Tuesday, January 19, 2016

Schoenbeck: what racism?

Watertown High School hosts a racist pageant every year.

Channeling the Bundy domestic terrorists laying siege to Harney County, Oregon Rep. Lee Schoenbeck (RWNJ-Watertown) is embracing white privilege.
A lawmaker has introduced a measure that would dissolve a state board thrust into the spotlight for considering a recommendation for a new name for Harney Peak. The board's chairwoman didn't immediately return a request for comment. Gov. Dennis Daugaard's spokeswoman says he hasn't yet reviewed it. [KDLT teevee]
White South Dakota bureaupublicans should know better than to live on the wrong side of history.
Two members of Gov. Dennis Daugaard’s cabinet have submitted letters to the state Board on Geographic Names opposing the board’s recommended renaming of Harney Peak to “Hinhan Kaga (Making of Owls)." [Seth Tupper]
South Dakota's GOP governor has little choice but to accept a county name change after voters sanctioned it even if some state Republicans are resisting because of SDGOP's long history of racism.
In the November general election, voters in Shannon County overwhelmingly approved changing the name to Oglala Lakota County, but the new name cannot go into effect without legislative action. But in the past few years, a state panel has been replacing names considered insensitive, such as Negro and Squaw from creeks and formations, and this year a proposal surfaced to replace Harney Peak in the Black Hills with Black Elk Peak. [Rapid City Journal], links mine.
The Lakota called William Harney, "Woman Killer." The French called the Lakota 'Teton Sioux' which is highly offensive. Numerous geographical sites in South Dakota bear part of that tag. No doubt Big Sioux and Sioux Falls will ultimately be contested.

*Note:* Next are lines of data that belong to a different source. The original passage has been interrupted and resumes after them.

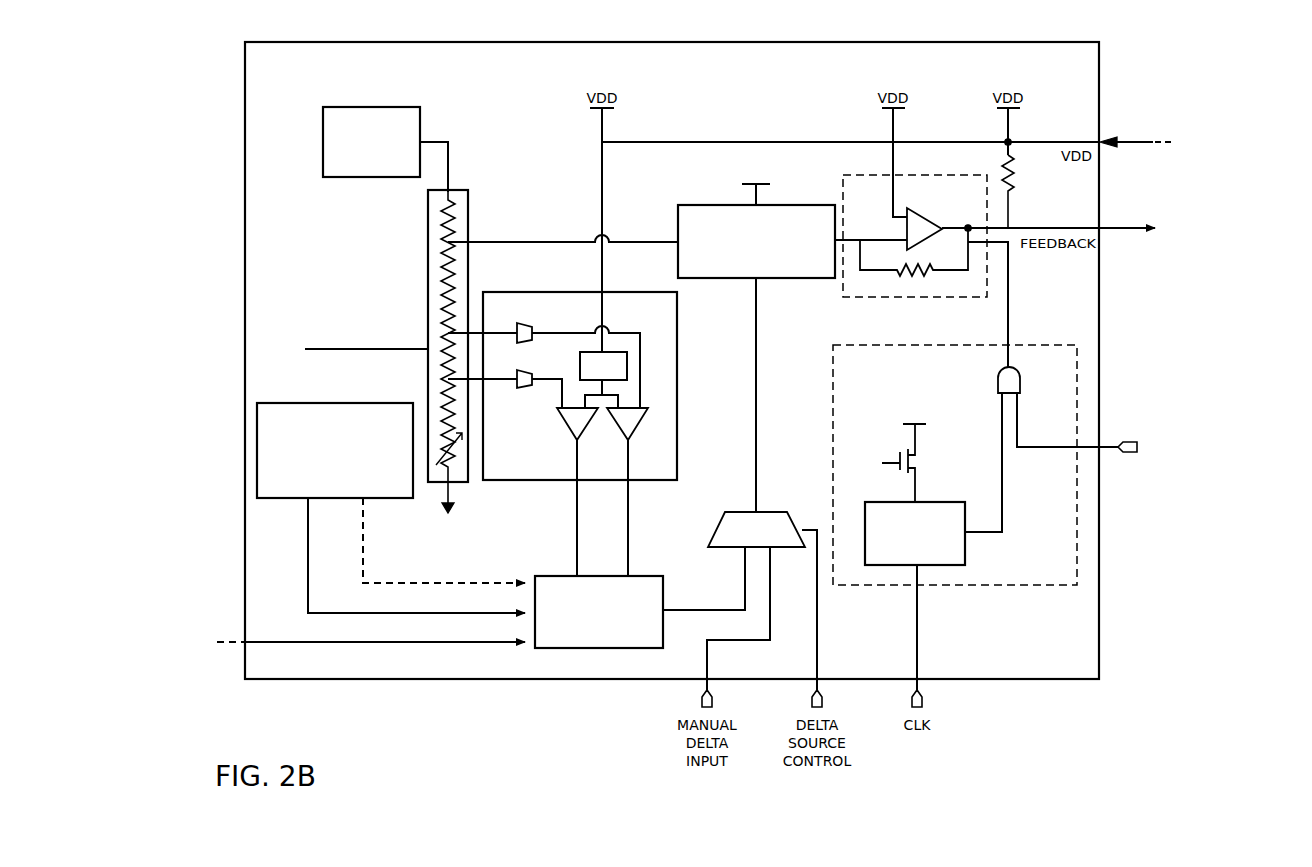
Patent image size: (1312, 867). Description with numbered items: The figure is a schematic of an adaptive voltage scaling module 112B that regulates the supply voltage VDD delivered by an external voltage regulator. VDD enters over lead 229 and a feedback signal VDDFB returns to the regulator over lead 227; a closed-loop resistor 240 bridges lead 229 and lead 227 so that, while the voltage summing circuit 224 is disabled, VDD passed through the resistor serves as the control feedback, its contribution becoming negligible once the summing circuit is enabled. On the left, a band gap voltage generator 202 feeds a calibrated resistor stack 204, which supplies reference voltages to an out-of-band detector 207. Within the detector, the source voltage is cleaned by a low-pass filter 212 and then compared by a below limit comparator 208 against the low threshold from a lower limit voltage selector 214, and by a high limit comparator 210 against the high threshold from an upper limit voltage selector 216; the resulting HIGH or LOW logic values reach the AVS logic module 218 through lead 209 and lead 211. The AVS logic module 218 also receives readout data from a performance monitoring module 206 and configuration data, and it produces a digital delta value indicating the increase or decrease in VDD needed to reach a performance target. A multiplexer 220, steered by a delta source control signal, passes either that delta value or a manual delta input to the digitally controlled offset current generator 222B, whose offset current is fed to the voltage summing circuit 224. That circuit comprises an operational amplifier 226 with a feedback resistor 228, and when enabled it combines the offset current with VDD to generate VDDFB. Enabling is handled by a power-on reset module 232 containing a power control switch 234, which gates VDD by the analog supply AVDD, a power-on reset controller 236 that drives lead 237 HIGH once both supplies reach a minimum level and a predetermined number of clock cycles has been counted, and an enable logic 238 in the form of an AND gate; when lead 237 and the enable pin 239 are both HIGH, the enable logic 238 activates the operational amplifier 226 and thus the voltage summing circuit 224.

The adaptive voltage scaling module 112B is at (1100, 60).
The band gap voltage generator 202 is at (393, 178).
The calibrated resistor stack 204 is at (428, 266).
The performance monitoring module 206 is at (280, 403).
The out-of-band detector 207 is at (590, 294).
The below limit comparator 208 is at (562, 420).
The lead 209 is at (577, 500).
The high limit comparator 210 is at (650, 422).
The lead 211 is at (628, 556).
The low-pass filter 212 is at (627, 366).
The lower limit voltage selector 214 is at (517, 388).
The upper limit voltage selector 216 is at (534, 333).
The AVS logic module 218 is at (548, 576).
The multiplexer 220 is at (722, 525).
The digitally controlled offset current generator 222B is at (785, 280).
The voltage summing circuit 224 is at (999, 200).
The operational amplifier 226 is at (907, 230).
The lead 227 is at (998, 228).
The feedback resistor 228 is at (968, 262).
The lead 229 is at (1025, 142).
The power-on reset module 232 is at (1005, 517).
The power control switch 234 is at (920, 462).
The power-on reset controller 236 is at (965, 552).
The lead 237 is at (1002, 513).
The enable logic 238 is at (998, 380).
The enable pin 239 is at (1021, 397).
The closed-loop resistor 240 is at (1015, 183).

The BGN’s policy is that if a public presentation is made, a vote on that issue will automatically be deferred until at least the next meeting. After months of public meetings and comment periods, the South Dakota Board on Geographic Names (SDBGN) voted 4-1 to leave the name of William S. Harney attached to the peak. The original name submitted for the name change was Black Elk Peak, which was later changed to “Hinhan Kaga (Making of Owls),” by the SDBGN. The SDBGN forwarded its final recommendation as well as packets of materials including comments from a large number of interested parties, results of its meetings and audio files to the U.S. board for consideration. A vote is not anticipated until early 2016. [Carrie Moore, Harney name still up in air]

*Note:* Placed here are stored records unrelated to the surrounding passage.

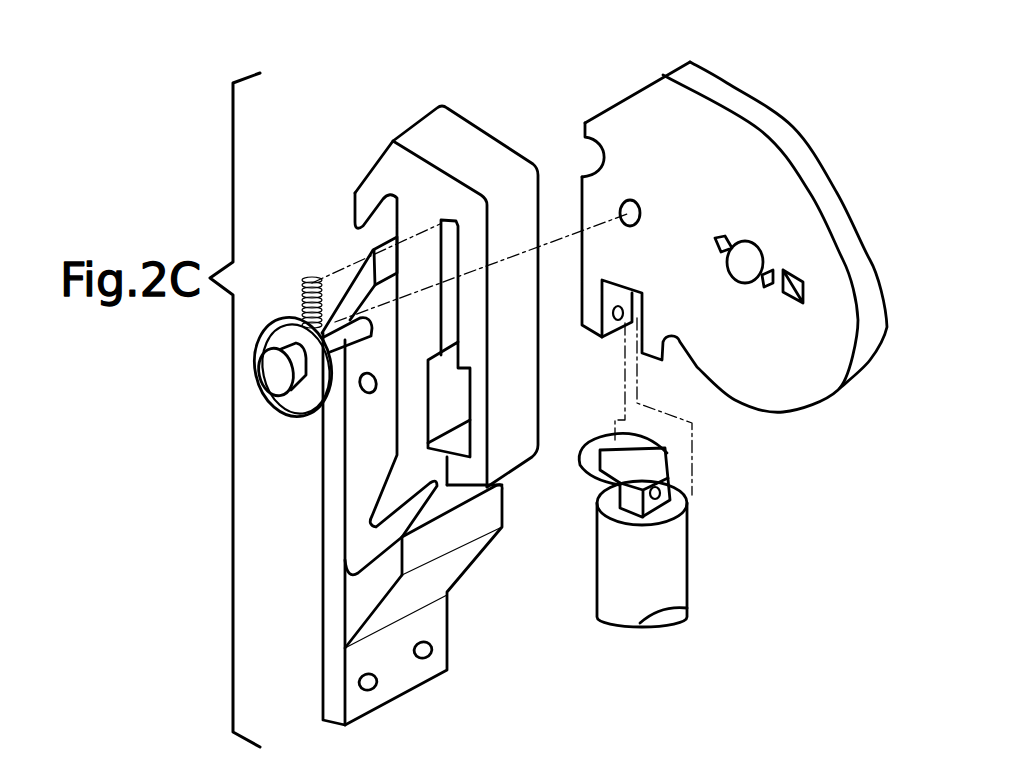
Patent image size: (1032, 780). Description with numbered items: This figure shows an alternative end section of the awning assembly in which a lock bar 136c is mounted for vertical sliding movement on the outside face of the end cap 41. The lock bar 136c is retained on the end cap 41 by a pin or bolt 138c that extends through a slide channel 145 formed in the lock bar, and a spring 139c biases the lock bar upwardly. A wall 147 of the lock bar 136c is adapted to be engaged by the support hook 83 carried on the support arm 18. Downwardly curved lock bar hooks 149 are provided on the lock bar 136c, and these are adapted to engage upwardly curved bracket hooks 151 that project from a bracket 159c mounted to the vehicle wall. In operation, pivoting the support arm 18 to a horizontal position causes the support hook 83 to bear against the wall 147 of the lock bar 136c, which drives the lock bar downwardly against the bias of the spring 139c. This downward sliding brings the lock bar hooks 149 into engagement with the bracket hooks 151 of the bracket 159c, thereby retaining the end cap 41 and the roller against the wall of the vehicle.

The lock bar 136c is at (453, 135).
The slide channel 145 is at (447, 252).
The wall 147 is at (457, 446).
The lock bar hooks 149 is at (372, 167).
The bracket hooks 151 is at (358, 273).
The bracket 159c is at (328, 535).
The spring 139c is at (310, 295).
The pin or bolt 138c is at (285, 345).
The end cap 41 is at (742, 100).
The support hook 83 is at (668, 458).
The support arm 18 is at (673, 563).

Heȟáka Sápa (Black Elk) returned to Lakota ways after he realized the Roman Church was committing crimes against his people.

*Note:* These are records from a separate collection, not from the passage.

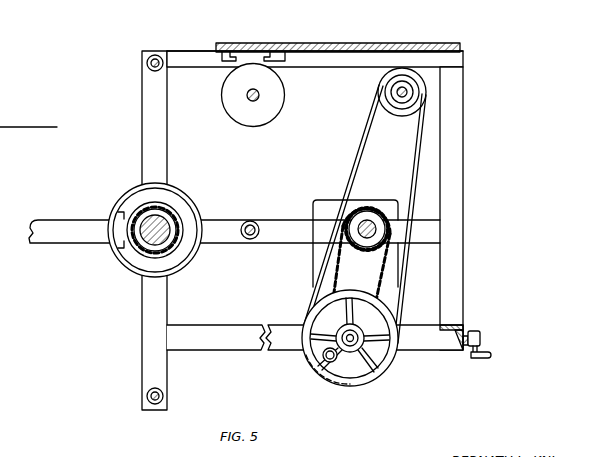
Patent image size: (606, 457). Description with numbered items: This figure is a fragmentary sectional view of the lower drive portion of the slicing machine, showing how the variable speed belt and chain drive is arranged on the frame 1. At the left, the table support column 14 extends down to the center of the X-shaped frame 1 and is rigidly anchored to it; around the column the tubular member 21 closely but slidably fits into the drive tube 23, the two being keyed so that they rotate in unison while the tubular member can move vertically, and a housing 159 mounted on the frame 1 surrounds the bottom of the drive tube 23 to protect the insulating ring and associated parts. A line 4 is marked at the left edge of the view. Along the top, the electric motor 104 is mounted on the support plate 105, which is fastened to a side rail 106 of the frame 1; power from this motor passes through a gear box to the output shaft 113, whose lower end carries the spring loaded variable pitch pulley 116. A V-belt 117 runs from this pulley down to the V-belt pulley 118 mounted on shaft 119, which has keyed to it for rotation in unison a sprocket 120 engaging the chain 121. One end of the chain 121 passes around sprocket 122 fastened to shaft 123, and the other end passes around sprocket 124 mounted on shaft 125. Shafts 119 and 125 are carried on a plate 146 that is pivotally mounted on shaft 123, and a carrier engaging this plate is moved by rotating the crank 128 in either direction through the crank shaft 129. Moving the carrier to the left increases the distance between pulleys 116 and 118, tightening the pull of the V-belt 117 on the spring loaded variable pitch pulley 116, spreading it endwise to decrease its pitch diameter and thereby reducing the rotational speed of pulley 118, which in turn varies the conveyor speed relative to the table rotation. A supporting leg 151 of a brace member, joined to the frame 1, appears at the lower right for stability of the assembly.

The frame 1 is at (220, 219).
The conveyor line 4 is at (15, 127).
The table support column 14 is at (146, 240).
The tubular member 21 is at (178, 207).
The drive tube 23 is at (183, 213).
The electric motor 104 is at (243, 120).
The support plate 105 is at (352, 43).
The side rail 106 is at (200, 51).
The output shaft 113 is at (398, 92).
The spring loaded variable pitch pulley 116 is at (382, 116).
The V-belt 117 is at (352, 154).
The V-belt pulley 118 is at (349, 348).
The shaft 119 is at (388, 378).
The sprocket 120 is at (373, 325).
The chain 121 is at (333, 262).
The sprocket 122 is at (358, 229).
The shaft 123 is at (369, 208).
The sprocket 124 is at (318, 380).
The shaft 125 is at (324, 360).
The crank 128 is at (485, 344).
The crank shaft 129 is at (474, 331).
The plate 146 is at (313, 204).
The supporting leg 151 is at (449, 326).
The housing 159 is at (116, 196).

Damian Costello's monograph on Black Elk, the Oglala holy man, is the latest in a growing number of scholarly contributions to the controversial topic of Black Elk's religious identity. Was Black Elk truly a wicasta wakan, a holy man, who only became a Catholic convert as a result of the colonial pressures endemic to the reservation system? Or was Black Elk actually a devout catechist, whose "Great Vision" was unnecessarily bereft of its Christian message because John G. Neihardt desired a romanticized and non-Christian Indian narrative? First, tribal nations such as the Lakota are still under the yoke of colonialism and, as such, are engaged in a process of decolonization rather than postcolonialism. Second, taking [Lamin] Sanneh's perspective and arbitrarily applying it to early twentieth-century Lakota history only serves as a way of making excuses for historic wrongs that both Protestant and Catholic churches committed against the Lakota people. [excerpt, Black Elk: Colonialism and Lakota Catholicism (review)]
This blogger has been arguing for Lakota names on South Dakota's geological features for at least twenty years. It is the opinion of this blog that if the mountain is named for Black Elk it should be in the Lakota language: loosely translated as Paha Heȟáka Sápa.

It's time for the State of South Dakota to abandon Bear Butte State Park that it claimed through colonization and remand it to the tribes for governance so they can restore its name to Mato Paha and for the US Park Service to add the name Mahto Tipila to Devils Tower National Monument.